I then tried to use the VMDK image but this fails with a error that the VM can’t power on because the disk is of the wrong type. Again, there are no instructions on the flow or what to expect.
Anyone know of any tutorials or videos that show the expected boot from ISO steps?
Typical, I post this and then try on a different machine and it boots with no issues.
So what could cause the ISO to fail to boot? Are there specific CPU feature requirements? The working machine is a Xeon E3-1220 while the failing one is an i3-4150. Both have new installations of esxi 6.7 u3. Both CPUs have VT-x.
It’s all old hardware but I may be missing something?
No link but this is what you get from everyone when you check Slack threads. The officiel EOL of the current version is June 2021 according to this site, and EOM October 2020.
Not sure I read you correctly are you saying that stopping RancherOS would reduce their legitimacy because they will not control the whole ecosystem (OS, and Orchestration management)? I guess this is why k3Os is here as well as k3s. The focus seems more towards edge computing rather than a tool for cloud k8s clusters.
I think RancherOS is really great and I would definitely use it for my nodes. I am just afraid of its future. This is why I asked the question on their Slack channel and got the feedback mentioned above.

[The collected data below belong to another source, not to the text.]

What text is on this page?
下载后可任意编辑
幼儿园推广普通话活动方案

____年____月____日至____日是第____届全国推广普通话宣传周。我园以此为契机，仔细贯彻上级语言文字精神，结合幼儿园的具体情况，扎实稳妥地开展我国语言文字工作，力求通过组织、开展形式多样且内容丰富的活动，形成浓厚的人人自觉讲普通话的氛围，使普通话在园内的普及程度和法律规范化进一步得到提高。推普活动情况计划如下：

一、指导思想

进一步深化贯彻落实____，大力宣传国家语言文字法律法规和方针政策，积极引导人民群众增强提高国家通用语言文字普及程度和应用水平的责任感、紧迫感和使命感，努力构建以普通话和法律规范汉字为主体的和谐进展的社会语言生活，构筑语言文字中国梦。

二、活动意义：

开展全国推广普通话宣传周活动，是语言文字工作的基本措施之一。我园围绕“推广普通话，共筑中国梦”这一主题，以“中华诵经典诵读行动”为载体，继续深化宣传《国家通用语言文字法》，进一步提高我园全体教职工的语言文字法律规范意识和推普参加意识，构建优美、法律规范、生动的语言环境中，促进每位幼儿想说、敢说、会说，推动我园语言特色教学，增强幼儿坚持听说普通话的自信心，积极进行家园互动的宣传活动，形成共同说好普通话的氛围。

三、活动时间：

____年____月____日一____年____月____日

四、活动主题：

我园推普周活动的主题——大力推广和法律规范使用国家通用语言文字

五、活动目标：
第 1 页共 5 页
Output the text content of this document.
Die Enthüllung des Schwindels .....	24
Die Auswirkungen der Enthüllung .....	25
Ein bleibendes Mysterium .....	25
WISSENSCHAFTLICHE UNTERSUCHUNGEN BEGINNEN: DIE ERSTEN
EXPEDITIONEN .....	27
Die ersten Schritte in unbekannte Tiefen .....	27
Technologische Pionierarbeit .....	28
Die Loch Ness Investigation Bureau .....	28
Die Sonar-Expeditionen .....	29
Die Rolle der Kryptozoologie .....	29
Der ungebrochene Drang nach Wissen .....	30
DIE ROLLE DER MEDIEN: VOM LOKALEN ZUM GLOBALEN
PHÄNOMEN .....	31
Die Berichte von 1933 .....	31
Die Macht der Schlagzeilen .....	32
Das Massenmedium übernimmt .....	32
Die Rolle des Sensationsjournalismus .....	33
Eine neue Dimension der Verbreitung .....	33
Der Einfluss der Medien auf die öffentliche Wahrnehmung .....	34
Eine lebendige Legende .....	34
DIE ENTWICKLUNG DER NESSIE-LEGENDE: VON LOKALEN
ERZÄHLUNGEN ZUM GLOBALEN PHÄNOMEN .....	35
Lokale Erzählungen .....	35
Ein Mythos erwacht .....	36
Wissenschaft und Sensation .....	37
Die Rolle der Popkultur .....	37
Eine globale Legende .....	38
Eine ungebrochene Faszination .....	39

Alternatives I am considering are Fedora CoreOS (nota: CoreOS is end of life since Redhat aquired it and this is replaced by Fedora CoreOS), Ubuntu Core (uses Snap, a bit different but still interesting concept), Minimal-Ubuntu (very different concept but keep the attack surface low and reduce the number of updates/maintenance)
Keep in mind that there are also limitations with RancherOS or k3Os. Ex.: it’s very difficult (say, impossible for some OS) to set up iSCSI or NFS volumes since you cannot install the plugin required on the OS. People have worked around it with scripts and some OS offer features but still, you might hit some limitations.